Chemogenetic activation of ventral medullary astrocytes enhances feeding and corticosterone release in response to mild glucoprivation.

机构信息

Programs in Neuroscience, Washington State University, Pullman, Washington, United States.

Autonomic Neuroscience Laboratory, Pennington Biomedical Research Center, Baton Rouge, Louisiana, United States.

出版信息

Am J Physiol Regul Integr Comp Physiol. 2023 Sep 1;325(3):R229-R237. doi: 10.1152/ajpregu.00079.2023. Epub 2023 Jul 10.

DOI:10.1152/ajpregu.00079.2023
PMID:37424401
原文链接:https://pmc.ncbi.nlm.nih.gov/articles/PMC10396275/
Abstract

To investigate the role of glial cells in the regulation of glucoprivic responses in rats, a chemogenetic approach was used to activate astrocytes neighboring catecholamine (CA) neurons in the ventromedial medulla (VLM) where A1 and C1 CA cell groups overlap (A1/C1). Previous results indicate that activation of CA neurons in this region is necessary and sufficient for feeding and corticosterone release in response to glucoprivation. However, it is not known whether astrocyte neighbors of CA neurons contribute to glucoregulatory responses. Hence, we made nanoinjections of AAV5-GFAP-hM3D(Gq)-mCherry to selectively transfect astrocytes in the A1/C1 region with the excitatory designer receptor exclusively activated by designer drugs (DREADDs), hM3D(Gq). After allowing time for DREADD expression, we evaluated the rats for increased food intake and corticosterone release in response to low systemic doses of the antiglycolytic agent, 2-deoxy-d-glucose (2DG), alone and in combination with the hM3D(Gq) activator clozapine--oxide (CNO). We found that DREADD-transfected rats ate significantly more food when 2DG and CNO were coadministered than when either 2DG or CNO was injected alone. We also found that CNO significantly enhanced 2DG-induced FOS expression in the A1/C1 CA neurons, and that corticosterone release also was enhanced when CNO and 2DG were administered together. Importantly, CNO-induced activation of astrocytes in the absence of 2DG did not trigger food intake or corticosterone release. Our results indicate that during glucoprivation, activation of VLM astrocytes cells markedly increases the sensitivity or responsiveness of neighboring A1/C1 CA neurons to glucose deficit, suggesting a potentially important role for VLM astrocytes in glucoregulation.

摘要

为了研究胶质细胞在调节大鼠糖剥夺反应中的作用,采用化学遗传方法激活腹内侧髓质(VLM)中与儿茶酚胺(CA)神经元相邻的星形胶质细胞,这些神经元位于 A1 和 C1 CA 细胞群重叠的区域(A1/C1)。先前的研究结果表明,该区域 CA 神经元的激活对于糖剥夺时的进食和皮质酮释放是必要且充分的。然而,尚不清楚 CA 神经元的星形胶质细胞邻居是否有助于糖调节反应。因此,我们通过 AAV5-GFAP-hM3D(Gq)-mCherry 的纳米注射,选择性地转染 A1/C1 区域的星形胶质细胞,使其表达可被设计药物(DREADD)特异性激活的兴奋性设计受体 hM3D(Gq)。
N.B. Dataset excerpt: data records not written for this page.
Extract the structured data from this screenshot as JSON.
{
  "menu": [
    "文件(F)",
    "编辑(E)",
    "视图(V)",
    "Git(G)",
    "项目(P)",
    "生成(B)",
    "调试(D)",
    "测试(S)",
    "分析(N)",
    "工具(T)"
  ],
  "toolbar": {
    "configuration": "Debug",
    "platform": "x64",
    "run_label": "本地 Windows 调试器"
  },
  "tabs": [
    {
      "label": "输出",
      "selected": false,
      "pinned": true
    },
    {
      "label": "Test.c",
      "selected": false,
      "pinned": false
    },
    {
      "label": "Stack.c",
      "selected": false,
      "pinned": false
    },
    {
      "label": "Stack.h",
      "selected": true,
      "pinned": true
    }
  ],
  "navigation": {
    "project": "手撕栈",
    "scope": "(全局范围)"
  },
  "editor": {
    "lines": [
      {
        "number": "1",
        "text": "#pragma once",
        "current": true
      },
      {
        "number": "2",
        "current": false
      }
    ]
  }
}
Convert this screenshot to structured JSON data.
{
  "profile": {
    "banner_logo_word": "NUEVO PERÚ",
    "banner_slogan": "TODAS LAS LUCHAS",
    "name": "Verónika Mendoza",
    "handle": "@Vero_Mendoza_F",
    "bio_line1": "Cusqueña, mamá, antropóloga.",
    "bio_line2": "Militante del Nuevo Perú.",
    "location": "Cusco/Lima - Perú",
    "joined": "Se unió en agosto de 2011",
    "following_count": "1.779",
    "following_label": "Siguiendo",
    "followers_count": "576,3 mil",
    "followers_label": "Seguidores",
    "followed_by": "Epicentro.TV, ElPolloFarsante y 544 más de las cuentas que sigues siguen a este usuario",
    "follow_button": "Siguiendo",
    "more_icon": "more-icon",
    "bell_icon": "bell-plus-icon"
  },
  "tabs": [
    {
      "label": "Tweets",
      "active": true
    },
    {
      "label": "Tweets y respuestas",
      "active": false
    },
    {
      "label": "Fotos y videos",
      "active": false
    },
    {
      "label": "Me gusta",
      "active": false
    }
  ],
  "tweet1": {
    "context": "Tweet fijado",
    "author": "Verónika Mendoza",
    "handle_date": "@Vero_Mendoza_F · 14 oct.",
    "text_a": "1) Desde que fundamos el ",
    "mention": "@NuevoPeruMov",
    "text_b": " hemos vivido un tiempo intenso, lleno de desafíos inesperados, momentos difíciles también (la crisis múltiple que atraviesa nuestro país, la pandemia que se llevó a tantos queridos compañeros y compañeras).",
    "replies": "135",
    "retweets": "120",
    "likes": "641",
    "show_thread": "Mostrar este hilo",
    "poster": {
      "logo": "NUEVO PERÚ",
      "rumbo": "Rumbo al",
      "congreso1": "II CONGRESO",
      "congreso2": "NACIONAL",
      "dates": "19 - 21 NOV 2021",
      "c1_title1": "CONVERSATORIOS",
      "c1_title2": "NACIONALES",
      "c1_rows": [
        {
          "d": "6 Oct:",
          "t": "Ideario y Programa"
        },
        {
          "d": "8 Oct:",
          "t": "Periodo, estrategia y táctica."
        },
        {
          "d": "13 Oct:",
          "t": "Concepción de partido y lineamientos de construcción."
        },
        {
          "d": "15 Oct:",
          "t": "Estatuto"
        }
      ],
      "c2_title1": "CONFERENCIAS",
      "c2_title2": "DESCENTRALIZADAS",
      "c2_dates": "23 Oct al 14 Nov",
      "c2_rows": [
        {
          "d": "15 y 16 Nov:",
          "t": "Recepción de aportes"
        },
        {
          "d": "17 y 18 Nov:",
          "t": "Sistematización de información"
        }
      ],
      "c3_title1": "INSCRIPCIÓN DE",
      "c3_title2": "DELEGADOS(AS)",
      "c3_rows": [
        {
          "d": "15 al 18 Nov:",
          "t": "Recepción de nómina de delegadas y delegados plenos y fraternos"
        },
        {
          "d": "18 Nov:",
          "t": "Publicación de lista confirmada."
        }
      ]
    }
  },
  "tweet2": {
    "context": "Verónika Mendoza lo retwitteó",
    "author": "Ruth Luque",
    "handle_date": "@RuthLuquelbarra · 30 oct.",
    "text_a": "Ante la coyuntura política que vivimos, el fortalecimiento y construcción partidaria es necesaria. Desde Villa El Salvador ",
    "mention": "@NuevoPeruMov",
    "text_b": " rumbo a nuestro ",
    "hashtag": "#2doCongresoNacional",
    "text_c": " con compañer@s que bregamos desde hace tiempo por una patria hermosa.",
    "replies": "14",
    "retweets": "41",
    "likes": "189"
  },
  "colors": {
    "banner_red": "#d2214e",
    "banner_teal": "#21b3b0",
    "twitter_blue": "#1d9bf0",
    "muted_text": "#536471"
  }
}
在允许 DREADD 表达的时间后,我们评估了大鼠对低剂量全身性抗糖酵解剂 2-脱氧-D-葡萄糖(2DG)的反应,包括单独使用和与 hM3D(Gq)激活剂氯氮平-氧化物(CNO)联合使用时的食物摄入量和皮质酮释放情况。我们发现,与单独使用 2DG 或 CNO 相比,DREADD 转染的大鼠在 2DG 和 CNO 同时给药时摄入的食物量明显增加。我们还发现,CNO 显著增强了 A1/C1 CA 神经元中 2DG 诱导的 FOS 表达,并且当 CNO 和 2DG 一起给药时,皮质酮释放也增强。重要的是,在没有 2DG 的情况下,CNO 诱导的星形胶质细胞激活不会引发进食或皮质酮释放。我们的研究结果表明,在糖剥夺期间,VLM 星形胶质细胞的激活显著增加了相邻 A1/C1 CA 神经元对葡萄糖缺乏的敏感性或反应性,这表明 VLM 星形胶质细胞在糖调节中可能具有重要作用。